Bereits zuvor seien Forschungskooperationen mit russischen und chinesischen Partnern auf Eis gelegt oder kritisch beäugt worden, was die internationale Forschungslandschaft weiter verkompliziert. Boetius betont, dass reduzierte Mittel für wissenschaftliche Nachwuchsförderung und Bildung das gesamte System nachhaltig beeinflussen könnten.

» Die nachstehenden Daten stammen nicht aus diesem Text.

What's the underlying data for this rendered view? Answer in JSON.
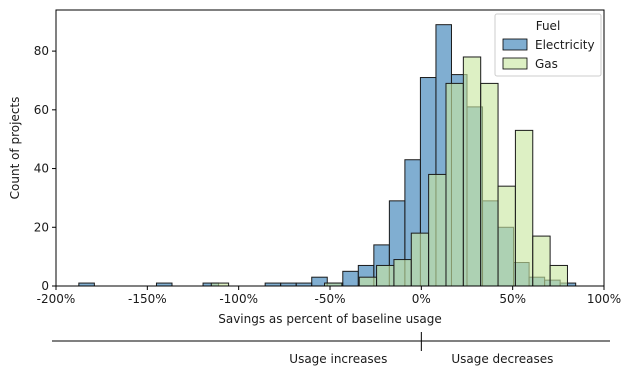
{
  "chart_data": {
    "type": "bar",
    "subtype": "histogram",
    "xlabel": "Savings as percent of baseline usage",
    "ylabel": "Count of projects",
    "xlim": [
      -200,
      100
    ],
    "ylim": [
      0,
      94
    ],
    "xticks": [
      "-200%",
      "-150%",
      "-100%",
      "-50%",
      "0%",
      "50%",
      "100%"
    ],
    "xtick_values": [
      -200,
      -150,
      -100,
      -50,
      0,
      50,
      100
    ],
    "yticks": [
      0,
      20,
      40,
      60,
      80
    ],
    "grid": false,
    "legend": {
      "title": "Fuel",
      "placement": "top-right"
    },
    "series": [
      {
        "name": "Electricity",
        "color": "#4f8fbf",
        "bins": [
          {
            "x0": -187.5,
            "x1": -179.0,
            "count": 1
          },
          {
            "x0": -145.0,
            "x1": -136.5,
            "count": 1
          },
          {
            "x0": -119.5,
            "x1": -111.0,
            "count": 1
          },
          {
            "x0": -85.5,
            "x1": -77.0,
            "count": 1
          },
          {
            "x0": -77.0,
            "x1": -68.5,
            "count": 1
          },
          {
            "x0": -68.5,
            "x1": -60.0,
            "count": 1
          },
          {
            "x0": -60.0,
            "x1": -51.5,
            "count": 3
          },
          {
            "x0": -51.5,
            "x1": -43.0,
            "count": 1
          },
          {
            "x0": -43.0,
            "x1": -34.5,
            "count": 5
          },
          {
            "x0": -34.5,
            "x1": -26.0,
            "count": 7
          },
          {
            "x0": -26.0,
            "x1": -17.5,
            "count": 14
          },
          {
            "x0": -17.5,
            "x1": -9.0,
            "count": 29
          },
          {
            "x0": -9.0,
            "x1": -0.5,
            "count": 43
          },
          {
            "x0": -0.5,
            "x1": 8.0,
            "count": 71
          },
          {
            "x0": 8.0,
            "x1": 16.5,
            "count": 89
          },
          {
            "x0": 16.5,
            "x1": 25.0,
            "count": 72
          },
          {
            "x0": 25.0,
            "x1": 33.5,
            "count": 61
          },
          {
            "x0": 33.5,
            "x1": 42.0,
            "count": 29
          },
          {
            "x0": 42.0,
            "x1": 50.5,
            "count": 20
          },
          {
            "x0": 50.5,
            "x1": 59.0,
            "count": 8
          },
          {
            "x0": 59.0,
            "x1": 67.5,
            "count": 3
          },
          {
            "x0": 67.5,
            "x1": 76.0,
            "count": 2
          },
          {
            "x0": 76.0,
            "x1": 84.5,
            "count": 1
          }
        ]
      },
      {
        "name": "Gas",
        "color": "#c8e6a0",
        "bins": [
          {
            "x0": -115.0,
            "x1": -105.5,
            "count": 1
          },
          {
            "x0": -53.0,
            "x1": -43.5,
            "count": 1
          },
          {
            "x0": -34.0,
            "x1": -24.5,
            "count": 3
          },
          {
            "x0": -24.5,
            "x1": -15.0,
            "count": 7
          },
          {
            "x0": -15.0,
            "x1": -5.5,
            "count": 9
          },
          {
            "x0": -5.5,
            "x1": 4.0,
            "count": 18
          },
          {
            "x0": 4.0,
            "x1": 13.5,
            "count": 38
          },
          {
            "x0": 13.5,
            "x1": 23.0,
            "count": 69
          },
          {
            "x0": 23.0,
            "x1": 32.5,
            "count": 78
          },
          {
            "x0": 32.5,
            "x1": 42.0,
            "count": 69
          },
          {
            "x0": 42.0,
            "x1": 51.5,
            "count": 34
          },
          {
            "x0": 51.5,
            "x1": 61.0,
            "count": 53
          },
          {
            "x0": 61.0,
            "x1": 70.5,
            "count": 17
          },
          {
            "x0": 70.5,
            "x1": 80.0,
            "count": 7
          }
        ]
      }
    ],
    "annotations": {
      "left": "Usage increases",
      "right": "Usage decreases",
      "divider_at": 0
    }
  }
}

Trotz der politischen Unsicherheiten zeigt sich Boetius optimistisch, was ihre neue Rolle in den USA betrifft. Dank der Finanzierung durch eine private Stiftung sieht sie ihre zukünftige Forschung am kalifornischen Institut gesichert. Gleichzeitig warnt sie jedoch eindringlich davor, dass Druck auf Wissenschaft und Bildung langfristige negative Auswirkungen für Gesellschaft und Wirtschaft haben könnte.
Mit ihrer neuen Anstellung in Kalifornien erhofft sich die 58-Jährige, mehr Freiraum für eigene Forschungsaktivitäten zu gewinnen. Die Nähe zu faszinierenden Ökosystemen der Tiefsee soll es ihr ermöglichen, den direkt vor der Küste gelegenen Canyon zu erforschen – ein vielversprechendes Vorhaben in einer unsicheren Zeit der Wissenschaft.